Es hat wirklich die blöde WW-Seite gebraucht, um aufzuwachen und mitzukriegen, was sich seit Wochen in meinem Inneren abspielt, ohne dass ich es wirklich zur Kenntnis genommen habe. Das latente Unwohlsein, das ich bei diesem Thema immer habe, hatte sich zu einem Problem aufgebaut, und ich wusste nicht mehr, wie ich damit umgehen sollte.

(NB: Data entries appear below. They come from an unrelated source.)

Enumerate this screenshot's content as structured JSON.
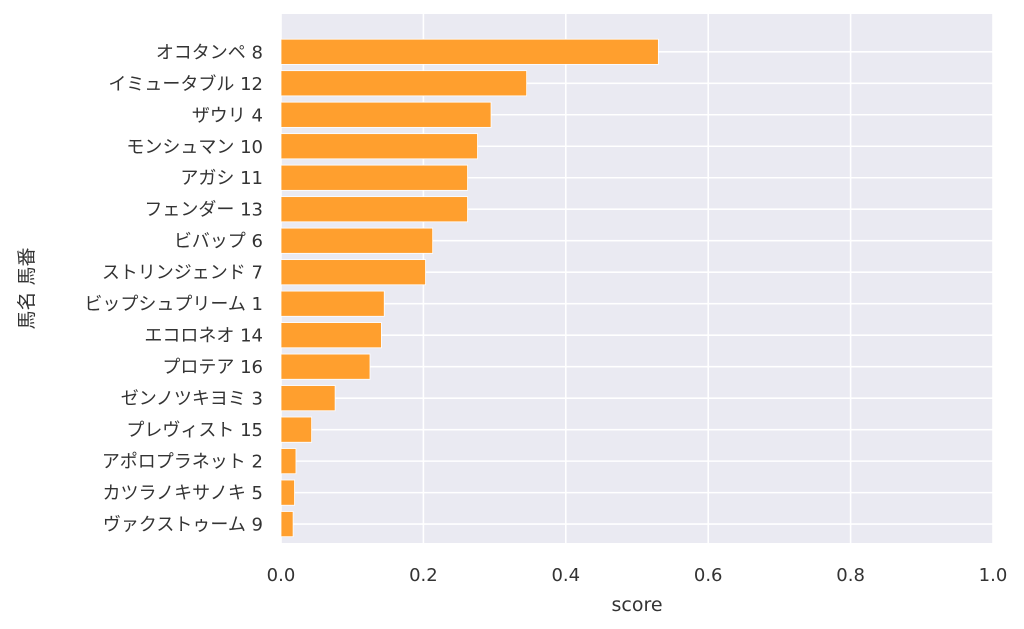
{
  "chart_data": {
    "type": "bar",
    "orientation": "horizontal",
    "title": "",
    "xlabel": "score",
    "ylabel": "馬名 馬番",
    "xlim": [
      0,
      1.0
    ],
    "xticks": [
      "0.0",
      "0.2",
      "0.4",
      "0.6",
      "0.8",
      "1.0"
    ],
    "grid": true,
    "legend": "none",
    "categories": [
      "オコタンペ 8",
      "イミュータブル 12",
      "ザウリ 4",
      "モンシュマン 10",
      "アガシ 11",
      "フェンダー 13",
      "ビバップ 6",
      "ストリンジェンド 7",
      "ビップシュプリーム 1",
      "エコロネオ 14",
      "プロテア 16",
      "ゼンノツキヨミ 3",
      "プレヴィスト 15",
      "アポロプラネット 2",
      "カツラノキサノキ 5",
      "ヴァクストゥーム 9"
    ],
    "values": [
      0.53,
      0.345,
      0.295,
      0.276,
      0.262,
      0.262,
      0.213,
      0.203,
      0.145,
      0.141,
      0.125,
      0.076,
      0.043,
      0.021,
      0.019,
      0.017
    ],
    "colors": {
      "bar": "#ff9f2e",
      "background": "#eaeaf2",
      "grid": "#ffffff",
      "text": "#333333"
    }
  }
}
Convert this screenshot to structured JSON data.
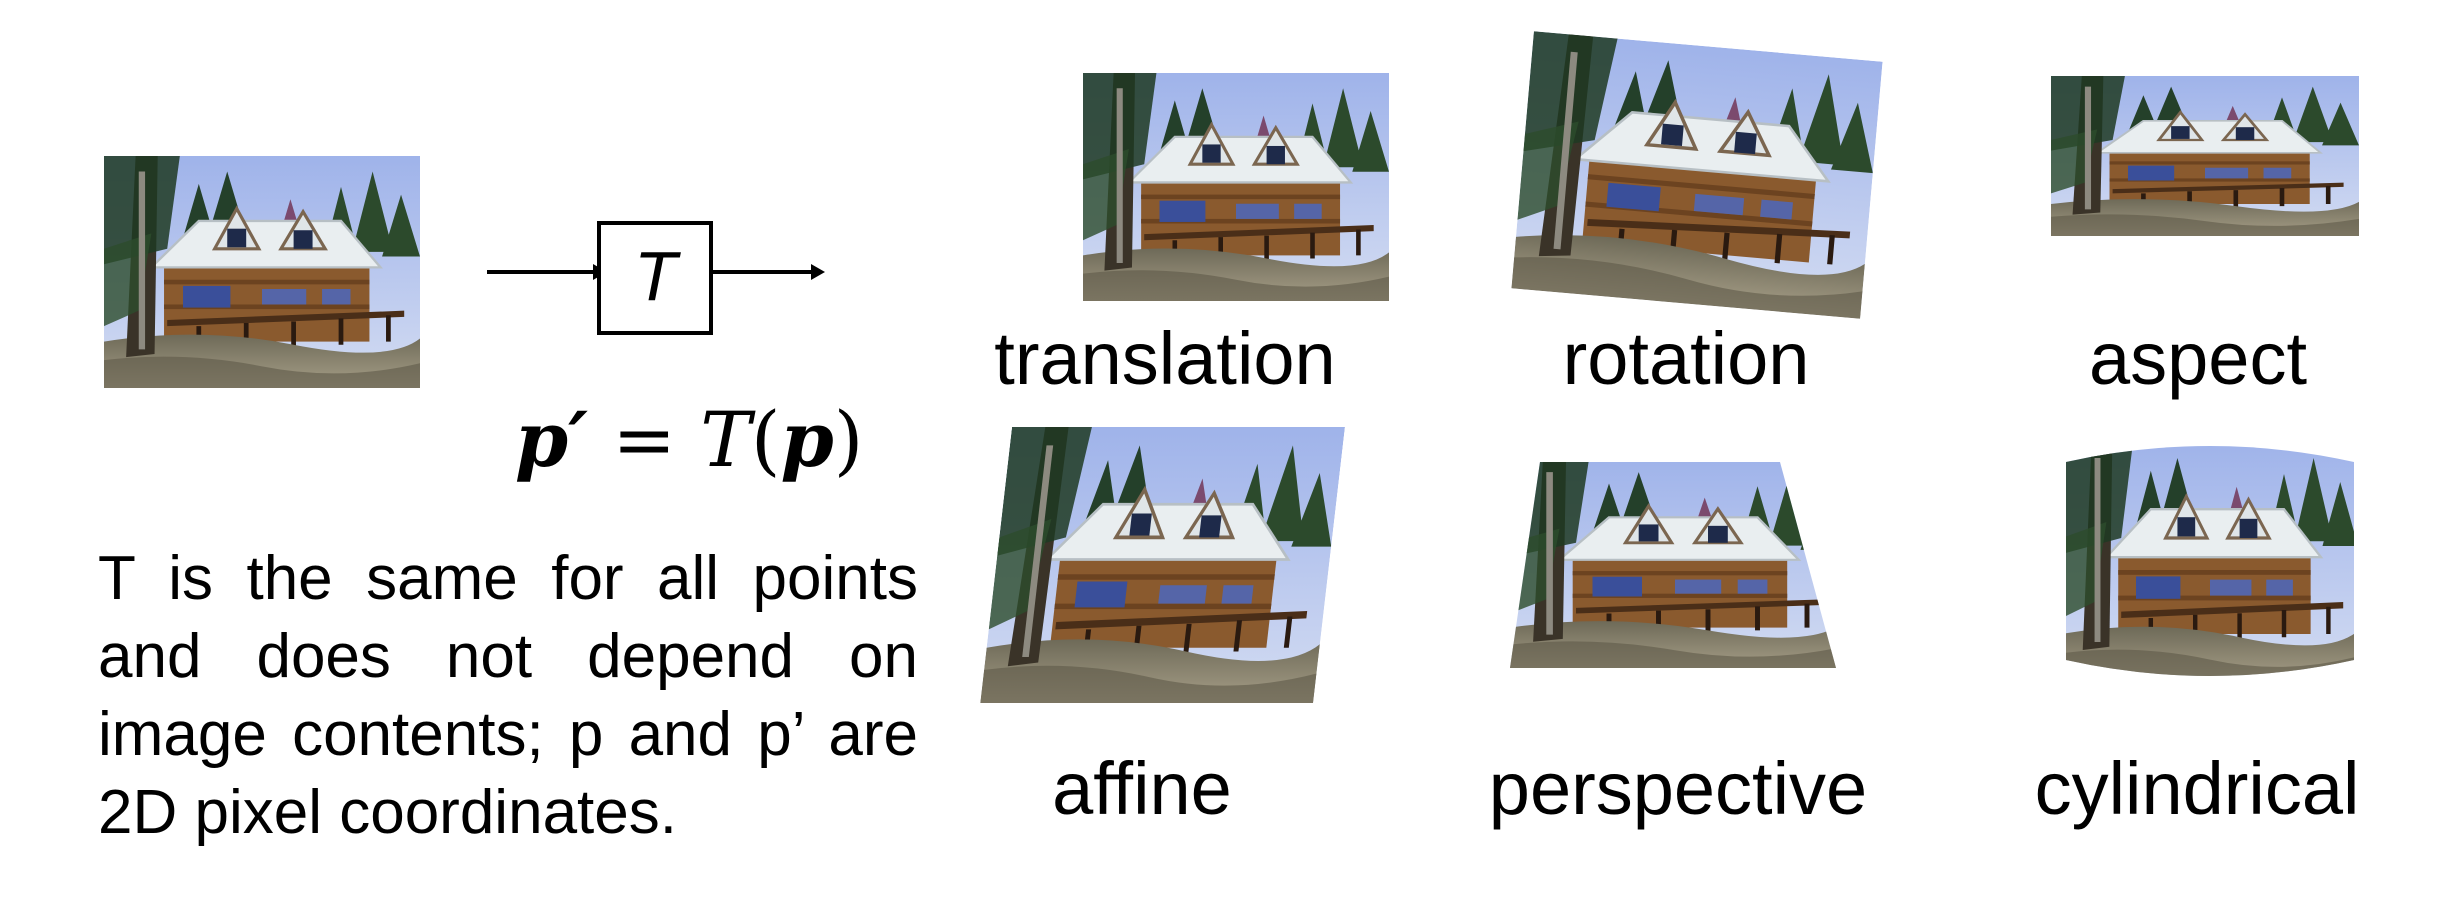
{
  "diagram": {
    "operator": "T",
    "formula": {
      "lhs": "p′",
      "eq": "=",
      "fn": "T",
      "arg": "p"
    },
    "description_lines": [
      "T is the same for all points",
      "and does not depend on",
      "image contents; p and p’ are",
      "2D pixel coordinates."
    ]
  },
  "transforms": [
    {
      "label": "translation"
    },
    {
      "label": "rotation"
    },
    {
      "label": "aspect"
    },
    {
      "label": "affine"
    },
    {
      "label": "perspective"
    },
    {
      "label": "cylindrical"
    }
  ],
  "colors": {
    "sky": "#b9c8ee",
    "roof": "#e9eef0",
    "wall": "#8a5a2e",
    "tree": "#1f3a22",
    "ground": "#8c8470"
  }
}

Ich weiß es immer noch nicht. Momentan fällt mir nichts ein, als manche Menschen zeitweise zu entfolgen, so leid es mir tut, vielleicht mal wieder ein paar Blogs zu meiden, vielleicht überhaupt mal das Internet mit seinen vielen Menschen ein winziges bisschen runterzufahren. Stattdessen hilft vielleicht das, was auch gestern nach stundenlangem Elend geholfen hat: am Schreibtisch ein Buch nach dem anderen stumpf durchzuarbeiten anstatt wie sonst von einem zum anderen zu springen, hier kurz etwas nachgoogeln, da einen Aufsatz online lesen, ach, und wenn ich eh schon hier bin, kurz auf Twitter und Instagram gucken. Genau das habe ich gestern nicht gemacht, sondern eben krampfhaft gelesen, exzerpiert, Texte geordnet, umgeschrieben, nächstes Buch, weitermachen. Zwischendurch vier riesige Schüsseln Cornflakes mit Erdbeeren und Weintrauben und Birnen und fürs Seelenheil eine Tafel Schokolade und einen Milchkaffee. Abends dann die neue Folge Masterchef Australia, in der so gut gekocht wird wie sonst in keiner Masterchef-Ausgabe, und ich habe gemerkt, wie sehr ich das genieße, gutem Essen zuzusehen und im Kopf zu überlegen, wie ich das nachbauen könnte, was ich da sehe. Ich habe mich gefreut, nach stundenlangem Ringen mit mir und meinen Dämonen wieder Glück zu empfinden, als das Thema Essen vor mir rumflimmerte.
Vielleicht bin ich doch schon weiter als ich gestern dachte. Ich muss mir das Glück aber anscheinend weiterhin erkämpfen – und vor allem: darauf aufpassen.